2.7 KiB
Monitoring — Decisions
Settled monitoring choices / do-not-re-litigate notes.
Runtime source of truth
/etc/zlh-monitor is the operational source of truth for the monitoring host.
- Prometheus runtime config:
/etc/zlh-monitor/prometheus/prometheus.yml - Prometheus service wiring:
/etc/default/prometheus - Grafana provisioning:
/etc/zlh-monitor/grafana/provisioning - Grafana dashboards:
/etc/zlh-monitor/grafana/dashboards
Do not treat legacy /etc/prometheus or default Grafana sample provisioning as authoritative once the zlh-monitor layout is in place.
Metrics model
Monitoring is not API-only.
- API discovery + monitor sync + file_sd owns lifecycle inventory and add/remove validation.
- Container Alloy remote-write to Prometheus is the canonical game/dev metrics path.
- Prometheus listens on
10.60.0.25:9090so Alloy remote-write from hosts/containers can reach it. - Grafana reads Prometheus for dashboards.
Container Alloy model
Alloy is the standard collector for game/dev containers.
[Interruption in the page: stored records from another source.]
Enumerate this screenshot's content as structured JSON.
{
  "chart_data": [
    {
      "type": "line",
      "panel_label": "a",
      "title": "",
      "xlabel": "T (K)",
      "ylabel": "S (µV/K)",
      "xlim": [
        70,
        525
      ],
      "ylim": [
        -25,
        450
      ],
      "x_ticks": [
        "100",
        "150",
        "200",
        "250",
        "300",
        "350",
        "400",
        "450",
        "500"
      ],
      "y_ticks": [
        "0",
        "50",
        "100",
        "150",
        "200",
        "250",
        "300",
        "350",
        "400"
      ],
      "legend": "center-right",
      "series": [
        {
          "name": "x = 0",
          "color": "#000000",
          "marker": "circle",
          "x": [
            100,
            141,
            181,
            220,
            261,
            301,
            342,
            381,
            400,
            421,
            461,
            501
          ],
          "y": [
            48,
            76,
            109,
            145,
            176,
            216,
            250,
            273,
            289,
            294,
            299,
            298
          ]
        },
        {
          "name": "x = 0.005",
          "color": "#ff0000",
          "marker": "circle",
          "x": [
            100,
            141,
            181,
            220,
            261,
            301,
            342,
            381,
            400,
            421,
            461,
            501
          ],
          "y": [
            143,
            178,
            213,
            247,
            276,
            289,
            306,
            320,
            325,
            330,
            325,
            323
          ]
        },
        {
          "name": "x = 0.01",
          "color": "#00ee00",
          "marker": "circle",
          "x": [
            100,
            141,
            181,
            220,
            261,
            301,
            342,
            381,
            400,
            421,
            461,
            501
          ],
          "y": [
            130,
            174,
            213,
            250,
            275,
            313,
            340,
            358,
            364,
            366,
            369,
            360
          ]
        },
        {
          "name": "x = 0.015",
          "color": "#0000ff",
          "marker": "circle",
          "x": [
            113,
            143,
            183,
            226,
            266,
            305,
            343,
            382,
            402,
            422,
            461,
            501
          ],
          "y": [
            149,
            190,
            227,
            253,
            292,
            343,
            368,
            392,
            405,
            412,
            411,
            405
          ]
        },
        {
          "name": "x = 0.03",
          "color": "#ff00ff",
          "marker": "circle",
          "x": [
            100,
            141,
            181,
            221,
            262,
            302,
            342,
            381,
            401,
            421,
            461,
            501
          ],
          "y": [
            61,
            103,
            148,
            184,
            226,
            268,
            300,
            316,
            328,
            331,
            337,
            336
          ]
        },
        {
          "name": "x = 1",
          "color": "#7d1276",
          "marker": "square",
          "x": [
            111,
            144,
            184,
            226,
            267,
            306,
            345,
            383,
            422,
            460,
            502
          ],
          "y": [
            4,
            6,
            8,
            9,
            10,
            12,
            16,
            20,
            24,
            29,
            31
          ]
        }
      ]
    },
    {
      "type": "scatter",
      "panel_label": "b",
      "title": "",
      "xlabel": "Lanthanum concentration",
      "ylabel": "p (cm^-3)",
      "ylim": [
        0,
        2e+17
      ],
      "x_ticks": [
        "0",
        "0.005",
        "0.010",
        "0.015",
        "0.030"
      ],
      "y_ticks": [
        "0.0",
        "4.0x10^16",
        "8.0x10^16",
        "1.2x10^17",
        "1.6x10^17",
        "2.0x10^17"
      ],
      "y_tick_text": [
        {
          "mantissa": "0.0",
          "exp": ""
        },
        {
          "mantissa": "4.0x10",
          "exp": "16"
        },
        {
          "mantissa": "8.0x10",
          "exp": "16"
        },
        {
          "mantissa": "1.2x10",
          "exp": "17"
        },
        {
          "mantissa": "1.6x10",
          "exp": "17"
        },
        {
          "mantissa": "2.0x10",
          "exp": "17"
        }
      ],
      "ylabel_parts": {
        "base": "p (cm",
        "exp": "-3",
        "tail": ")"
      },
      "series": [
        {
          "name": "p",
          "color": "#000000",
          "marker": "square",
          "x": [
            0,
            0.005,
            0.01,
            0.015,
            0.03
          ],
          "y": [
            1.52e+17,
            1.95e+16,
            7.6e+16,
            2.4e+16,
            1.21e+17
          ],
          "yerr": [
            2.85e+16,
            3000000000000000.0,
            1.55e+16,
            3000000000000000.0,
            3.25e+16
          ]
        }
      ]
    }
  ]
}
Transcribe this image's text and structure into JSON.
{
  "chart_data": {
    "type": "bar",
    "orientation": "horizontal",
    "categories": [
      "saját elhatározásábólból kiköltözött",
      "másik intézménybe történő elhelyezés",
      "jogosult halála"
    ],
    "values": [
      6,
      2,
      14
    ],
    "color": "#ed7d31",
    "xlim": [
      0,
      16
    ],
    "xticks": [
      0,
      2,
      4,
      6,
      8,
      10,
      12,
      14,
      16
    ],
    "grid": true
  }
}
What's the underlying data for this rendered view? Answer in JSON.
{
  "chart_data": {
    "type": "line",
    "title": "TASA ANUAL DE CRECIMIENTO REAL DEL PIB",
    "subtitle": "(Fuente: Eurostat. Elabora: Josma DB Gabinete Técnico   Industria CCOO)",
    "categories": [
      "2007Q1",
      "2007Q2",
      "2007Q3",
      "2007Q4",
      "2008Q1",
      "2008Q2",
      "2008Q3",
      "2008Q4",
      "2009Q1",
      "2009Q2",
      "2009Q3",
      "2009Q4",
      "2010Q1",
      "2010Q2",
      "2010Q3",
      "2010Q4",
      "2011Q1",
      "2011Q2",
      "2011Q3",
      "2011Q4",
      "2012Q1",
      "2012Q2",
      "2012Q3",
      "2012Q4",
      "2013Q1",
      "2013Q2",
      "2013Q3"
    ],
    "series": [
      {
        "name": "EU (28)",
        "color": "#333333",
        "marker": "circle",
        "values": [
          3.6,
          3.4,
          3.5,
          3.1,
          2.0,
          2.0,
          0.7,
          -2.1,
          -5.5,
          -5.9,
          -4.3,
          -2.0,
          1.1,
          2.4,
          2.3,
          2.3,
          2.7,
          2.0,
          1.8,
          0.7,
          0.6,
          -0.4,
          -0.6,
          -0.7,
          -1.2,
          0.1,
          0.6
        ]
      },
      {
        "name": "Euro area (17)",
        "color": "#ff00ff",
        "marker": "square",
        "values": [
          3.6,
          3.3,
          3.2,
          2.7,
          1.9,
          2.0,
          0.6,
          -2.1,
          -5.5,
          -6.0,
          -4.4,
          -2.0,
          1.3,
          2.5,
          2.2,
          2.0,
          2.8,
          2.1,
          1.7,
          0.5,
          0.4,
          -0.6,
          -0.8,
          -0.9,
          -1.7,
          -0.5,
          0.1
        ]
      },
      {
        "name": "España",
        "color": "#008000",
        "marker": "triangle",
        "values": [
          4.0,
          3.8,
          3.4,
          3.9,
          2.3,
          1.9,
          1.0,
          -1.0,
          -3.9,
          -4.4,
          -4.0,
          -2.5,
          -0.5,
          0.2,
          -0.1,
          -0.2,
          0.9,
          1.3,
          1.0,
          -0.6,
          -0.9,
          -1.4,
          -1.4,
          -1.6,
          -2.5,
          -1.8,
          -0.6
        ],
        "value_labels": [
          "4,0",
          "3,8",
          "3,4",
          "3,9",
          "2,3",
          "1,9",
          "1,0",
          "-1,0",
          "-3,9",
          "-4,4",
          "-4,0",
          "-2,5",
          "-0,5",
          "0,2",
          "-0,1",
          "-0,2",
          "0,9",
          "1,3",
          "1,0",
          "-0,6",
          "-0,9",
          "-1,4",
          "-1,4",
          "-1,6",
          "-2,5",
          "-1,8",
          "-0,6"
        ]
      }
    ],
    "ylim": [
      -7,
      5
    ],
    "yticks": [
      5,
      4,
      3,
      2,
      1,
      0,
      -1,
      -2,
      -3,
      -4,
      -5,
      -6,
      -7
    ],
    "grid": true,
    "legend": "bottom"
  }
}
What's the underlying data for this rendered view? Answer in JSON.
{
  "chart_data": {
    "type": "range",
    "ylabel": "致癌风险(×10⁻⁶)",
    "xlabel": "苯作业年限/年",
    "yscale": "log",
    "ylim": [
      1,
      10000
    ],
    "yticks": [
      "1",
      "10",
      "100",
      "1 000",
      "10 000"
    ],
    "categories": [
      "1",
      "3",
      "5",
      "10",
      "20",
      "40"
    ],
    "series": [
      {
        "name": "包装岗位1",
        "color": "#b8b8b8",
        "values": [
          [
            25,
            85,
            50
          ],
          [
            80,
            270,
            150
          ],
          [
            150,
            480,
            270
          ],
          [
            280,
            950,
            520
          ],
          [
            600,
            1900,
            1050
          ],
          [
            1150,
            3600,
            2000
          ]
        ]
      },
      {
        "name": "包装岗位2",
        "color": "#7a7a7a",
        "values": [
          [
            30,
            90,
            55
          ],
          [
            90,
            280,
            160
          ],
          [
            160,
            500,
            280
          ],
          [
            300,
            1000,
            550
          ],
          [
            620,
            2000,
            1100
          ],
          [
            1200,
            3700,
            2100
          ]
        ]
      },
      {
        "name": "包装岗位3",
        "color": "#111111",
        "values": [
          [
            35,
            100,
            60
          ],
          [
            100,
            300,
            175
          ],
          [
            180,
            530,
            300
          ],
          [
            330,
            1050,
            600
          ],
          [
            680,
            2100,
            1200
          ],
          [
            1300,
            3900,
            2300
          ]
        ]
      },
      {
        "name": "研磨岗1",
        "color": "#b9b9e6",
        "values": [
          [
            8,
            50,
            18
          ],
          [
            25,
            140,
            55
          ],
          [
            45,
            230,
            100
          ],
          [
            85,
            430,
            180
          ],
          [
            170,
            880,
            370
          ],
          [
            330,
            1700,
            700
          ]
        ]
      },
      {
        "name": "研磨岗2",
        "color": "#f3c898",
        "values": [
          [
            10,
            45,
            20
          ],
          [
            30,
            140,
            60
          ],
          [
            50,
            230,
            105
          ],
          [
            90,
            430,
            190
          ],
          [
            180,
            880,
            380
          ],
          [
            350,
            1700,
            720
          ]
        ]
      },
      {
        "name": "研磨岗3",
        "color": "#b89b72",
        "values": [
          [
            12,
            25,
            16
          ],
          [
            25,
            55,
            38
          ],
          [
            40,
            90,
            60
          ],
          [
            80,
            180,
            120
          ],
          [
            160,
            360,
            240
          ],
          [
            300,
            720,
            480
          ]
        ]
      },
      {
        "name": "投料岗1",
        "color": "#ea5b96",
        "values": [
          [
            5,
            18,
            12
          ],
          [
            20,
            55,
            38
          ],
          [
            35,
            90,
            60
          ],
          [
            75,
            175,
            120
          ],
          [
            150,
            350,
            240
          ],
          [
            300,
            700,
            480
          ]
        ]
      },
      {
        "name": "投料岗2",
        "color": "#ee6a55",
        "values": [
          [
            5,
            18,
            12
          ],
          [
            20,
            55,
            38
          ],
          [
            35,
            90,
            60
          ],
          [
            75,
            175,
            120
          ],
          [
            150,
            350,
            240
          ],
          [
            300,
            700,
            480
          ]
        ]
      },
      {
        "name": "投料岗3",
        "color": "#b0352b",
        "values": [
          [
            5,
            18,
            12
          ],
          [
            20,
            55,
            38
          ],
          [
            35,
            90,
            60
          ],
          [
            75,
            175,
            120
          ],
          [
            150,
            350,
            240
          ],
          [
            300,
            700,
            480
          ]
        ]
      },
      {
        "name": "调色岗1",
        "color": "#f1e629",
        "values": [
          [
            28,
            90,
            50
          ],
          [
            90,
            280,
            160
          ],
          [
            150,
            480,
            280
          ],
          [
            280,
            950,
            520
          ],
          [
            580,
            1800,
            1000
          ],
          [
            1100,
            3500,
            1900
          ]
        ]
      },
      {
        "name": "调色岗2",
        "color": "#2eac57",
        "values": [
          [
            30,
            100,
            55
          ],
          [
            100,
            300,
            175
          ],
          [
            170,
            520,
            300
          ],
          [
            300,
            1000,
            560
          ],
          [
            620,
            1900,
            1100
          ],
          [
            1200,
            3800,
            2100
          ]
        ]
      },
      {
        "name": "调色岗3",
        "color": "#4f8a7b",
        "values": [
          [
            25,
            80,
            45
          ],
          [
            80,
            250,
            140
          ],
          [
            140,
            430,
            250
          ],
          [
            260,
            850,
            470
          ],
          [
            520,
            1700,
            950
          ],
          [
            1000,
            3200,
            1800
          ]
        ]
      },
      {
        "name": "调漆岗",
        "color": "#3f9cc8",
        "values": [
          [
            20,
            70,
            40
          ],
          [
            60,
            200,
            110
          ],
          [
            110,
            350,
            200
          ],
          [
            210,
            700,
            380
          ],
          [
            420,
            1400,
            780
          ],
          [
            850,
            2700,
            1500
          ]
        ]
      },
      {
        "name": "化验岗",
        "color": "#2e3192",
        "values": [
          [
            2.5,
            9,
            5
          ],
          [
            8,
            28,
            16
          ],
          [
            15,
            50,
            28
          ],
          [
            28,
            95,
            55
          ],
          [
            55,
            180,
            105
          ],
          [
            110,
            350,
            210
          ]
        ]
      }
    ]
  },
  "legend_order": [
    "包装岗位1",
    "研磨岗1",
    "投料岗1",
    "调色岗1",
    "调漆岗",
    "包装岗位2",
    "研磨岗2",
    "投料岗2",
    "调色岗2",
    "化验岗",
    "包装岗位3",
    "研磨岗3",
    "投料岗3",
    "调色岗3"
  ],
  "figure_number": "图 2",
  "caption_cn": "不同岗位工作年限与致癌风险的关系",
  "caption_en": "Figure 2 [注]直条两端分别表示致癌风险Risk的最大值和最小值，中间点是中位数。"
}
- Container Alloy listens on
0.0.0.0:12345. game-dev-alloyscrape health is valid because container Alloy is reachable on the container IP.- Container Alloy also remote-writes metrics to Prometheus.
node_exporteris not used in game/dev containers.
Template note should reflect:
Alloy Metrics/UI: :12345/metrics
Alloy Listen Addr: 0.0.0.0:12345
Node Exporter: not used
Discovery behavior
Dynamic game/dev lifecycle discovery excludes non-lifecycle core dev systems by CIDR. Core/dev infrastructure such as 9091 / zpack-dev-velocity / 10.60.0.220 must not appear as a lifecycle dev container.
Monitor sync allows empty discovery:
ALLOW_EMPTY="true"
This is intentional so deleting the last game/dev container clears:
/etc/zlh-monitor/prometheus/file_sd/game-dev-alloy.json -> []
Grafana model
Grafana provisions from /etc/zlh-monitor/grafana/provisioning and dashboards from /etc/zlh-monitor/grafana/dashboards.
Live dashboards:
- Core Services - Overview
- Core Service - Detail
- Game Containers
- Dev Containers
The old node_exporter router dashboard is archived at:
/etc/zlh-monitor/grafana/dashboards-archive/core-routers.json
Logging model
No Loki is currently enabled.
Future direction:
- Loki should be centralized shared infrastructure.
- Do not run Loki per game/dev container.
- Containers should ship selected logs through Alloy when centralized logging is enabled.
Platform exceptions
OPNsense and PBS remain explicit platform monitoring exceptions.
OPNsense may later need a router-only node_exporter job or another router-specific monitoring path. That should stay separate from the game/dev container Alloy contract.